The Submaster waited with a keen anticipation.

“You’ve been a captain for barely twelve decades,” she pointed out. “You’re still learning your own little job, and I doubt if you know much about the history of your new profession. Which makes me wonder why you are the expert. Where did you learn about a creature that the rest of us didn’t hear about until today?”

With both of his mouths, Osmium smiled.

Then with a deep and honest pleasure, he explained, “Before you were born … before any of you were prophecies written on your parents’ seed … I spent a few happy centuries as the husband of that strange little human being …”

Seven

As a boy, Locke had always been quiet and thoughtful. The only child produced by two of the most ambitious captains, he had inherited something about their appearance and a blend of their keen intelligence but nothing of their innate desire to lead others. On a diet of Marrow nuts and grilled insects, he had grown into a moderate-sized young man, healthy in every measurable way, but distinctly and forever different. He was strong and smoothly graceful. He had his father’s eyes, busy and bright and always intense. He had much of his mother’s face and seamless confidence. But he had absolutely no interest in controlling any group or manipulating any cause, no matter how worthwhile. After much consideration, his mother had decided that it wasn’t an absence of ability; genetic shuffling hadn’t stolen away any inborn talent, and he didn’t lack for an education in the art of inspiring other souls. No, it was simply that Locke easily saw great and noble causes that to others, including his parents, were abstract and perhaps a little questionable—ethereal realms where dream and theory danced together along chains of infinite and infinitely perplexing equations.

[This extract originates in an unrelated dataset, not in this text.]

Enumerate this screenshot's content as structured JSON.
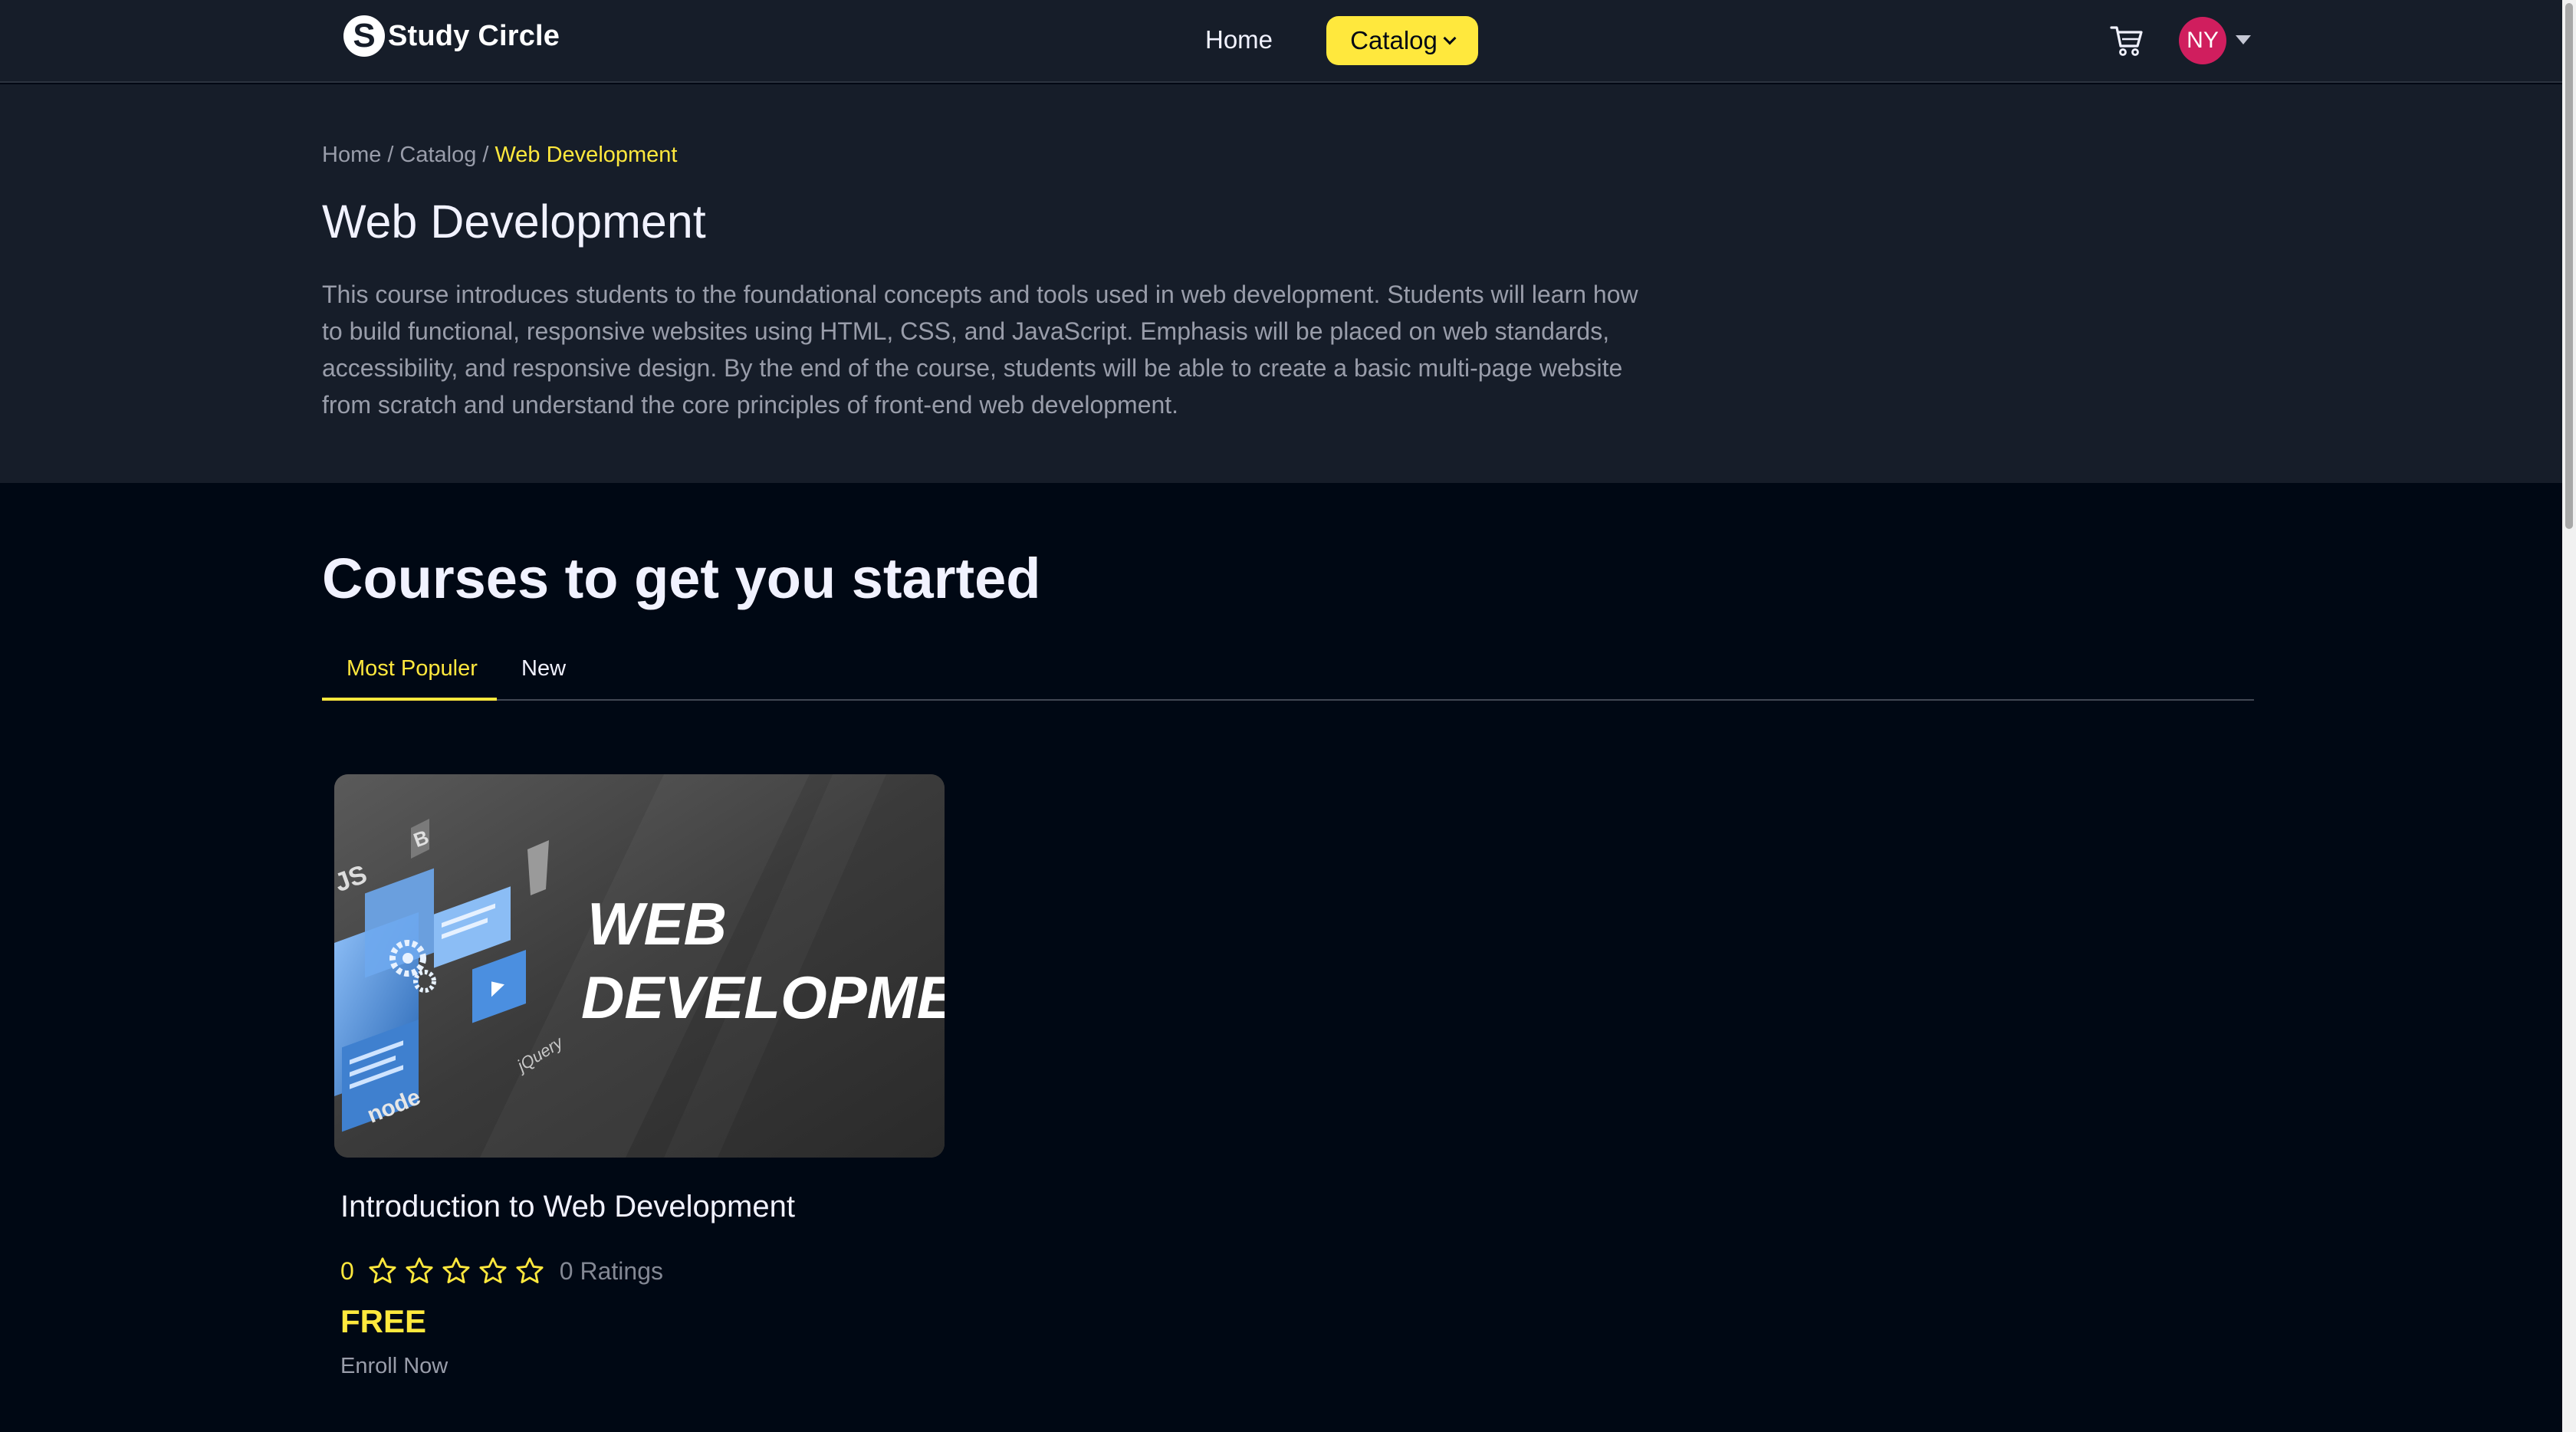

As a young man, Locke fell in love with the Waywards’ beliefs. One of their major tenets was that in the remote past, when the universe was tiny and young, there were the Builders who created the Great Ship, and the Bleak who had tried to steal it. Then both died away, for a time. The universe was left as a sterile realm, expanding outward, with the ship wandering through the deepest, coldest reaches of space. Then the Bleak were reincarnated, and they found the ship and took it for themselves. Humans were the Bleak, claimed the Waywards. Unless of course you happened to be one of the humans conceived on Marrow, which made you into the Builders reborn, and how could it not be your duty and sole purpose to reclaim the Great Ship, taking it for yourself and your magnificent ancestors?